第10章 とある親子の物語

それは、あてもない旅だった。

ある日、とある町を散策していたらローラが突然こんな事を言い出した。

「トディ。僕に剣を買って。」

「剣…?なんでまたローラが。」

「僕、赤魔道士になりたいんだ。」

ローラの目は真剣だ。

「赤魔道士になって、トディを助けられるように強くなりたいんだ。」

そのローラの言葉が嬉しくて、ククロは首を縦に振った。

「わかった。武器屋に行こう。」

「やったー!ありがとうトディ!」

それからローラは、必死に剣や魔法の修行に励んだ。

戦いの中で覚えることもあれば、本などで知識を得て習得することもあった。

やがて、ローラが一人前の赤魔道士になる頃には、ローラは19歳の青年に成長していた。

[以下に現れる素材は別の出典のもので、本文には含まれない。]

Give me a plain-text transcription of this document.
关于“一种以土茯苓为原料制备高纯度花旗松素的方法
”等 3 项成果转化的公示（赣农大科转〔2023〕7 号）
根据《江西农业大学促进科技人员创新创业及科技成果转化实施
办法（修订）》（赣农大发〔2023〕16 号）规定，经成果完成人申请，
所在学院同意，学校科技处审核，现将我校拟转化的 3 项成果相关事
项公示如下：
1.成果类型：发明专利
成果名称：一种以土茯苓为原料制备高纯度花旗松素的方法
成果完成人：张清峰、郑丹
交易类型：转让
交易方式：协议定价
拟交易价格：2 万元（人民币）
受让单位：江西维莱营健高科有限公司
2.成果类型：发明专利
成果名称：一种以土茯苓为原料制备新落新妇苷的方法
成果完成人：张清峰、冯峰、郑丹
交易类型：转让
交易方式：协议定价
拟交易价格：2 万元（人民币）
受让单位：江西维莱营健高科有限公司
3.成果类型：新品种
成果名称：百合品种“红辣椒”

「ようやく一人前の赤魔道士になれたな、ローラ。それもほとんど独学で。君ほどの努力の天才を、僕は見た事がない。」

「えへへ……。これで私も、少しはトディを助けられるようになれたかな…。」

ローラは少し照れ笑いをした。

「えっ。『私』?」

「ああ。一人称を変えてみたんだ。これからはもっとしっかりした人間にならないと、トディを支えるなんて出来ないからね。」

ローラのその気持ちが、ククロは素直に嬉しかった。

「あてにしてるぞ。」

「私もね。トディ。」

この後も、ふたりの旅は4年間続いた。

後に親子ふたりだけの旅ではなくなることを、この時はまだ知らないままーーー……。





「それから君達と出会って……以上。めでたしめでたし。」

全て話し終わると、ローラはこう締めくくった。

「けっこう波乱万丈だな…。でも、ギード神父にまた会えて良かったな。」

ウェッジはしんみりした顔でローラに言った。

「うん。まさか再会できるとは思ってなかったよ…。でも、聖職者になってるとは思ってもみなかったな。」

ローラは微かに微笑んだ。

「えっと、ローラさんを拾われたのが19年前ってことは……。その時はククロさんは、31歳ですか?」

ルカが尋ねると、ククロは黙って頷いた。

「おっさんにも、そんな若かりし頃があったんだなー。」

「黙れクソガキ。」

ウェッジの軽口にククロは怒気を孕んだ静な声で言い返した。